Назад на предыдущую страницу

15 декабря 2015

По умолчанию ты — минус

1 декабря Роспотребнадзор заявил, что ВИЧ в России принял характер эпидемии, а общее число россиян с ВИЧ-инфекцией — около миллиона человек. По данным Роспотребнадзора, около 54% людей инфицируются ВИЧ при внутривенном введении наркотиков, а порядка 42% — при гетеросексуальных половых контактах. Официальной статистики, сколько в России геев, би и лесбиянок с ВИЧ-статусом, попросту нет.

Поэтому специально для кинофестиваля «Бок о Бок» один из редакторов новосибирского интернет-журнала Сиб.фм Илья Галагуз поговорил с двумя геями о том, как они живут с ВИЧ, с чем сталкиваются в больницах и как им помогает вера в Бога.

Матвей из Москвы, 30 лет

О чужих ошибках, особом положении ВИЧ-положительных и больницах

Как я узнал? Очень просто. Мой парень, с которым я три года назад жил, признался в своём диагнозе: он очень боялся рассказывать мне, даже бросил на несколько лет принимать лекарства, чтобы я не увидел таблетки. Сейчас мы уже не вместе, но расстались не из-за этого. К сожалению, это факт — ВИЧ-инфицированные в России обречены на одиночество. Ему это стоило здоровья — из-за того, что он несколько лет не принимал лекарства, у него выработалась резистентность, и теперь он принимает четыре препарата. Мне же это стоило другого — от здорового человека перейти к статусу ВИЧ+.

Диагноз я принял достаточно легко. Были чёрные мысли, конечно, у кого их не бывало, но всё же я понимал, что сейчас не 80-е. Первое время я это понимал головой, а сердцем чувствовал, что медленно умираю: ужасное чувство ощущать себя живым трупом, но потом и это прошло. Диагноз сильно не повлиял на мою жизнь, но рассказал я об этом лишь самым близким друзьям, да и то далеко не сразу. Большинство восприняли это легко, а кто-то даже пожелал мне скорее выздороветь. Это ещё один штрих к вопросу: как мало на самом деле обычные люди — кого это не коснулось — знают о ВИЧ.

Терапию я принимаю уже пару лет. Сначала было психологически нелегко жить по часам. Но потом привыкаешь — глотаешь их как витаминки. Побочек у меня не было, да и вообще я иногда забываю принимал ли их: потом смотришь, принял, даже не помнишь. Настолько это крепко входит в жизнь. СПИД-Центр у меня хороший, жаловаться грех. Хотя я не раз сталкивался с жуткими рассказами и про очереди, и про перебои. Здесь, конечно, очень много зависит от руководства самого СЦ.
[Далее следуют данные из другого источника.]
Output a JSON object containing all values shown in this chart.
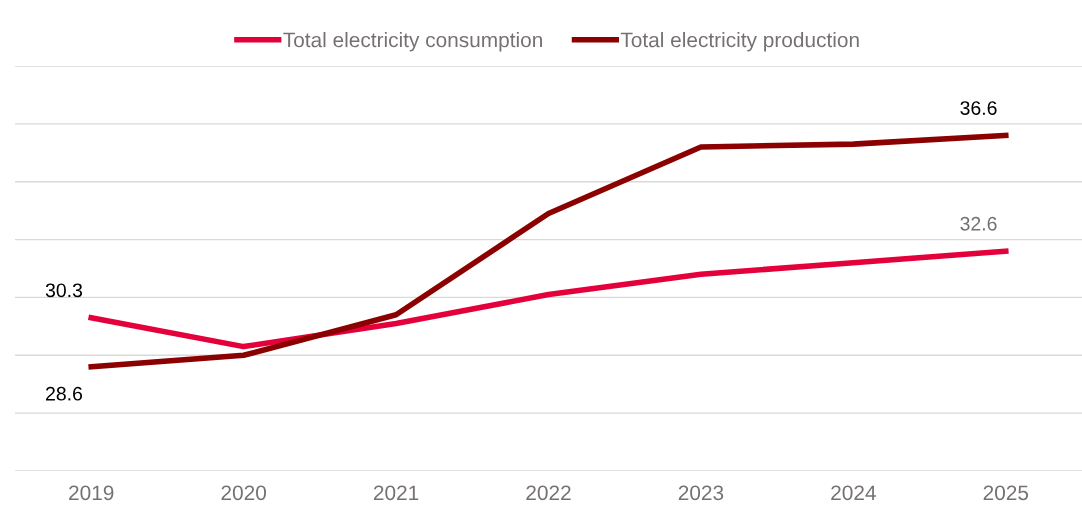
{
  "chart_data": {
    "type": "line",
    "categories": [
      "2019",
      "2020",
      "2021",
      "2022",
      "2023",
      "2024",
      "2025"
    ],
    "series": [
      {
        "name": "Total electricity consumption",
        "color": "#e4003b",
        "values": [
          30.3,
          29.3,
          30.1,
          31.1,
          31.8,
          32.2,
          32.6
        ],
        "value_labels": [
          "30.3",
          null,
          null,
          null,
          null,
          null,
          "32.6"
        ]
      },
      {
        "name": "Total electricity production",
        "color": "#8b0000",
        "values": [
          28.6,
          29.0,
          30.4,
          33.9,
          36.2,
          36.3,
          36.6
        ],
        "value_labels": [
          "28.6",
          null,
          null,
          null,
          null,
          null,
          "36.6"
        ]
      }
    ],
    "ylim": [
      25,
      39
    ],
    "yticks": [
      {
        "value": 25,
        "label": null
      },
      {
        "value": 27,
        "label": null
      },
      {
        "value": 29,
        "label": null
      },
      {
        "value": 31,
        "label": null
      },
      {
        "value": 33,
        "label": null
      },
      {
        "value": 35,
        "label": null
      },
      {
        "value": 37,
        "label": null
      },
      {
        "value": 39,
        "label": null
      }
    ],
    "grid": "y",
    "legend": "top",
    "tick_labels": "x",
    "marker": "none",
    "line_style": "solid"
  }
}
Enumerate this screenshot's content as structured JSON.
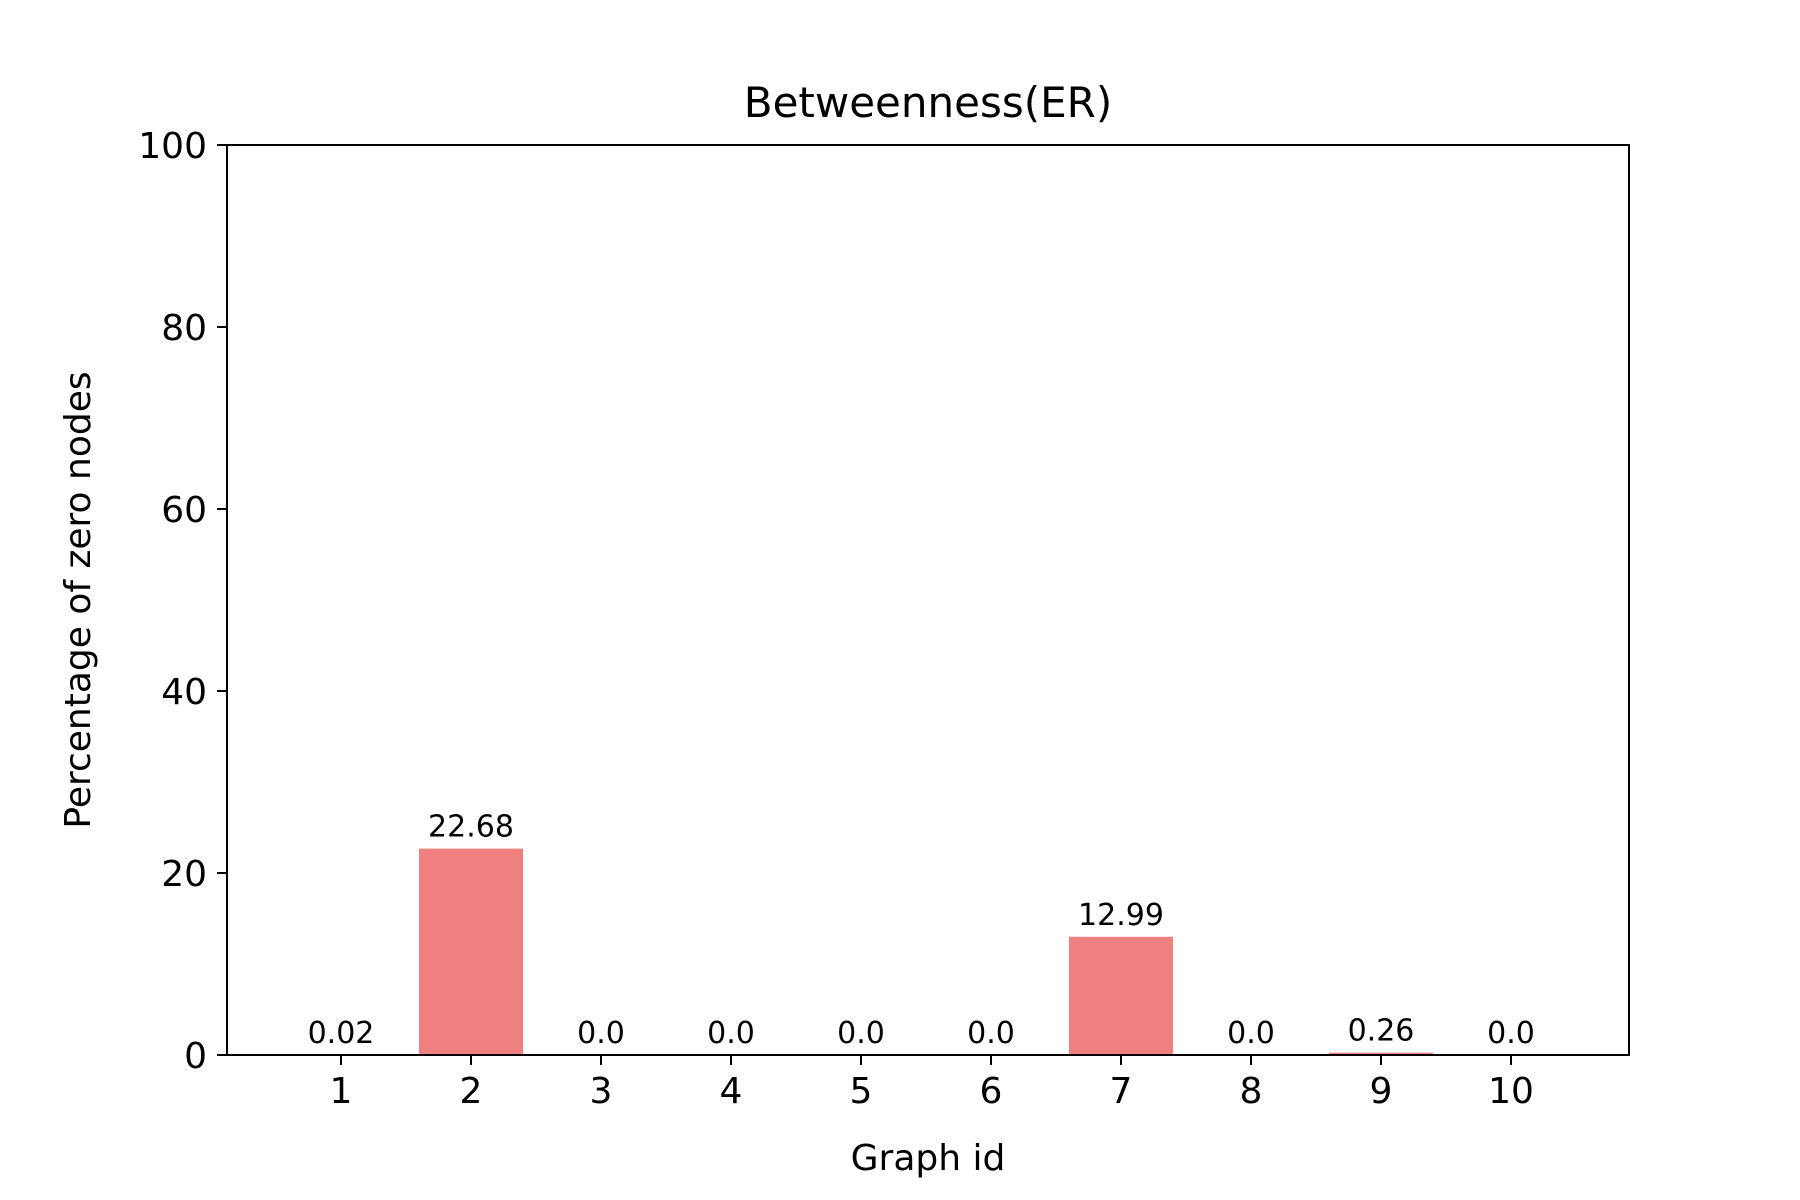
{
  "chart_data": {
    "type": "bar",
    "title": "Betweenness(ER)",
    "xlabel": "Graph id",
    "ylabel": "Percentage of zero nodes",
    "categories": [
      "1",
      "2",
      "3",
      "4",
      "5",
      "6",
      "7",
      "8",
      "9",
      "10"
    ],
    "values": [
      0.02,
      22.68,
      0.0,
      0.0,
      0.0,
      0.0,
      12.99,
      0.0,
      0.26,
      0.0
    ],
    "data_labels": [
      "0.02",
      "22.68",
      "0.0",
      "0.0",
      "0.0",
      "0.0",
      "12.99",
      "0.0",
      "0.26",
      "0.0"
    ],
    "ylim": [
      0,
      100
    ],
    "yticks": [
      0,
      20,
      40,
      60,
      80,
      100
    ],
    "bar_color": "#f08080",
    "grid": false
  }
}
Сложно сказать, сталкивался ли я с боязнью окружающих, ведь о моем статусе знает буквально пара человек, но после общения с врачами порой выходишь очень измотанным. И если в СПИД-Центре работают действительно знающие люди, то за его воротами всё меняется. Так, мой друг, плохо себя чувствуя, пришёл к терапевту. Она отправила его на множество анализов. Пришли результаты — плюс. Терапевт даже не знала, как поступить и куда ему теперь идти! Пришлось гуглить, и лишь в СПИД-Центре ему объяснили, как должна была поступить терапевт: дать ему выписку и так далее. Было упущено много времени.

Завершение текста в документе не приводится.